At first, BYOD was something a few brave companies were giving a shot. Then it became a nice way to get users off corporate devices. Now company phones are rare and BYOD is becoming the norm.

What’s the next hurdle for Bring Your Own Device? Keeping it from becoming a legal liability. 
The lines between the tech users have for their own personal use and what they use for business is increasingly blurred. And that makes the shared use of a device for business and personal matters a potential legal nightmare.

Delicate balance

When users are walking around with company information on a device that’s easy to lose or steal, IT can’t just shrug off the risk and tell users, “Use it how you’d like.”

On the other hand, users have all their personal contacts, information and other valuable content on phones (such as photographs, voicemail, etc.) on phones, too. Any attempts for IT to regulate the use of these devices will be unpopular.

These competing interests could wind up with BYOD disputes being fought in the courts.

10 areas to focus on

So how can you help curb legal action – or at the very least help protect your company in court?

You can check out our sample BYOD policy here. But below we’ll focus on legal aspects of these policies and what you need to establish with users up front.
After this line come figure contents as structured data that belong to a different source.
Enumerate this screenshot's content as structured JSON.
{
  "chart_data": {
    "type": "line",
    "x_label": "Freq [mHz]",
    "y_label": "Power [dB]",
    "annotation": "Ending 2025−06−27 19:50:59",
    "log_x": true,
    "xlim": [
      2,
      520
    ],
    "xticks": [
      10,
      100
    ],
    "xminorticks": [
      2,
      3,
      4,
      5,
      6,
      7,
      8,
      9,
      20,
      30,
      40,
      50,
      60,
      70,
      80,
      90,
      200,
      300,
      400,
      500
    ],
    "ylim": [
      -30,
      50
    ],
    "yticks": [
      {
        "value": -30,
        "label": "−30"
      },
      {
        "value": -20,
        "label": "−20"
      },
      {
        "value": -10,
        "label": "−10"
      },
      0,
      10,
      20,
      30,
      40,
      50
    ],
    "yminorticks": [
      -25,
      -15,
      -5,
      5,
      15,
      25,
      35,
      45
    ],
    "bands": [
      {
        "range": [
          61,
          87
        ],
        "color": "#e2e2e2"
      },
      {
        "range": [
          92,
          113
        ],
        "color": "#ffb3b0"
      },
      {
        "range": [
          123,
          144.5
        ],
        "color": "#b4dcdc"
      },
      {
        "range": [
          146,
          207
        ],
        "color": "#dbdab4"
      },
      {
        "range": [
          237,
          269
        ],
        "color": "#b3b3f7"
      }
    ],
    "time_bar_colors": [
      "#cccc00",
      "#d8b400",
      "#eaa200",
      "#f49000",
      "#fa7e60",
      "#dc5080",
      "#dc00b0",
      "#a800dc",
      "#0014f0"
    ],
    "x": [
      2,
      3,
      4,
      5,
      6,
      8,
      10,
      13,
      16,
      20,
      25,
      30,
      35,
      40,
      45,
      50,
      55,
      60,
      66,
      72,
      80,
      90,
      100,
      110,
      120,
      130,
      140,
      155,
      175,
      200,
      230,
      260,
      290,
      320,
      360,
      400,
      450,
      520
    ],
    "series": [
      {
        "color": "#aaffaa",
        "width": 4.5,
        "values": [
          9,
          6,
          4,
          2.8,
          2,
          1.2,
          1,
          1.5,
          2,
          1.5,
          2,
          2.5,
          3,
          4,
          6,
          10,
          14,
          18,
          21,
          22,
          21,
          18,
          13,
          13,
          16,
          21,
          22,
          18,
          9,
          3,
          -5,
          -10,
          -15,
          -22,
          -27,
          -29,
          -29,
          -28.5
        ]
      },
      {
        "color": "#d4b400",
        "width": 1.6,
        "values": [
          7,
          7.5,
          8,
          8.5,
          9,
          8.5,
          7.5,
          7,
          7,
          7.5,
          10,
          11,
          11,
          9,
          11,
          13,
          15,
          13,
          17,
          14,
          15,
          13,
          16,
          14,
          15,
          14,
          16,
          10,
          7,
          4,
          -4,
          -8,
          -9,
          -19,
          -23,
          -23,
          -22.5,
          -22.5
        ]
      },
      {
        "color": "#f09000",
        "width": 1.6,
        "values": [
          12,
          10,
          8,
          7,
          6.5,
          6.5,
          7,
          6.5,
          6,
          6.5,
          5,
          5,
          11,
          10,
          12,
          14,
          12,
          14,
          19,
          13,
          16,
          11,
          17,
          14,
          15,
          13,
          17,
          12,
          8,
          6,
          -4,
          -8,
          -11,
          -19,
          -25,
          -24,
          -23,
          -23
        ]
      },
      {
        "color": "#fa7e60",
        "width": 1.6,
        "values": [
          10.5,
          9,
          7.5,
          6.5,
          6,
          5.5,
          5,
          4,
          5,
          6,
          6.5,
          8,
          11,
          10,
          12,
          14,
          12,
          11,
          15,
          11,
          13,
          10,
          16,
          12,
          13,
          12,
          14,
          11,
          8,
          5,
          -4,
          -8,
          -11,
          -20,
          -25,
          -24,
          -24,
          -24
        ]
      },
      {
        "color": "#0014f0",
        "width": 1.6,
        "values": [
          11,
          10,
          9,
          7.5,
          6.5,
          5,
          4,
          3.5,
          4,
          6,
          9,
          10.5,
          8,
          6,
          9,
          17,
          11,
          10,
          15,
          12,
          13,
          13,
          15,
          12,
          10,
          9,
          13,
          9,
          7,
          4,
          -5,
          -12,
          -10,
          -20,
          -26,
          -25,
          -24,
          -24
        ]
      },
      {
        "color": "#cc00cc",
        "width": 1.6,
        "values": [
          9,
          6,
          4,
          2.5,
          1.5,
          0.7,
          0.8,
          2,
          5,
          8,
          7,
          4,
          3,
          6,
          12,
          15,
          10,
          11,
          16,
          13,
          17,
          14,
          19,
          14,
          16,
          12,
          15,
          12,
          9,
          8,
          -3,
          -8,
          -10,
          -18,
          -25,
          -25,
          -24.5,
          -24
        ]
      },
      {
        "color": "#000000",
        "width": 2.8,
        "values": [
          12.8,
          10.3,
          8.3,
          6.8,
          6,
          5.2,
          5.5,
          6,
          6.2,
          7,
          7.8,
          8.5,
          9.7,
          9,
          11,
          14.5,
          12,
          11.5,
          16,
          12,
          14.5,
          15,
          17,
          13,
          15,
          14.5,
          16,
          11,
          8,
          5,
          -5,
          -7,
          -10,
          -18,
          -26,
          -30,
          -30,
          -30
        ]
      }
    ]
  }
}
  1. Ownership. The most basic step is one of the most important. You’ll need to establish who is the owner of the device. With BYOD, the owner will likely be the user who supplied the device.
  2. Remote-wipe provisions. Users need to understand that IT will be given a role in managing their personal device and how it will be used. They should agree to not only allowing IT to remote wipe information from the device, but also to alerting IT to lost or stolen devices promptly.
    Most importantly, users need to know what information could be lost in the event you need to wipe it remotely. In some cases, IT will only need to remove company data. In other cases, it may need to wipe the whole device. In either situation, there’s the possibility their personal data could be lost permanently.
    Establish that this is a real possibility – one that users will have to be prepared to accept if they want their devices to be used for work.
  3. Costs. This should cover who will be responsible for regular voice and data bills, who foots the costs for overages and roaming, work-related or otherwise, etc. Confusion over who pays for a device, its service or incidentals are the easiest ways to wind up in court.
  4. Eligibility. If BYOD is treated as a perk, you’ll need to clearly establish who is and is not eligible for it. Best bet: Approve or deny BYOD based on job descriptions, not individuals. That way, no one can claim being kept from participating was discriminatory.
  5. Location tracking. Mobile devices make it possible for IT to determine more about a user’s location than ever before. But beware: This information could work against you. The best bet is to avoid using any features that could report on a user’s location.
  6. Risks for users. However remote, there is a chance using work applications on their phones could result in the phone being damaged or users losing sensitive personal information. Explain that you’ll do your best to protect users, but that there may be risks just as there are with any other devices.
  7. Search and seizure. If it comes to your attention that a phone may have been used improperly, there is a chance users will have to turn it over for investigation. Many won’t like handing over that much personal information, so it’s important that this possibility is addressed in policies from the get-go and is handled with great care by HR or legal departments.
  8. Hours of operation. Part of the draw of a smartphone is that work can be conducted on any schedule. But that can lead to issues with time cards and overtime (in France, some workers were recently banned from answering work emails from home under certain conditions). Make sure that it’s clear when workers can’t take advantage of the flexibility BYOD allows.
  9. Out clauses. Users may decide for whatever reason that they want out of your BYOD policy. Make sure they realize that if this is an option, you’ll still may need access to their devices to clean up any leftover company data. You won’t want users thinking that getting out of the policy is as simple as saying, “No, thanks. I’m done.”
  10. Ending the program. When users  leave the company, you’ll want to be sure that none of your personal information leaves with them. Make sure that your policies cover what will be wiped on their way out the door, and make it clear that you may need to investigate whether any sensitive information has been stored on the device.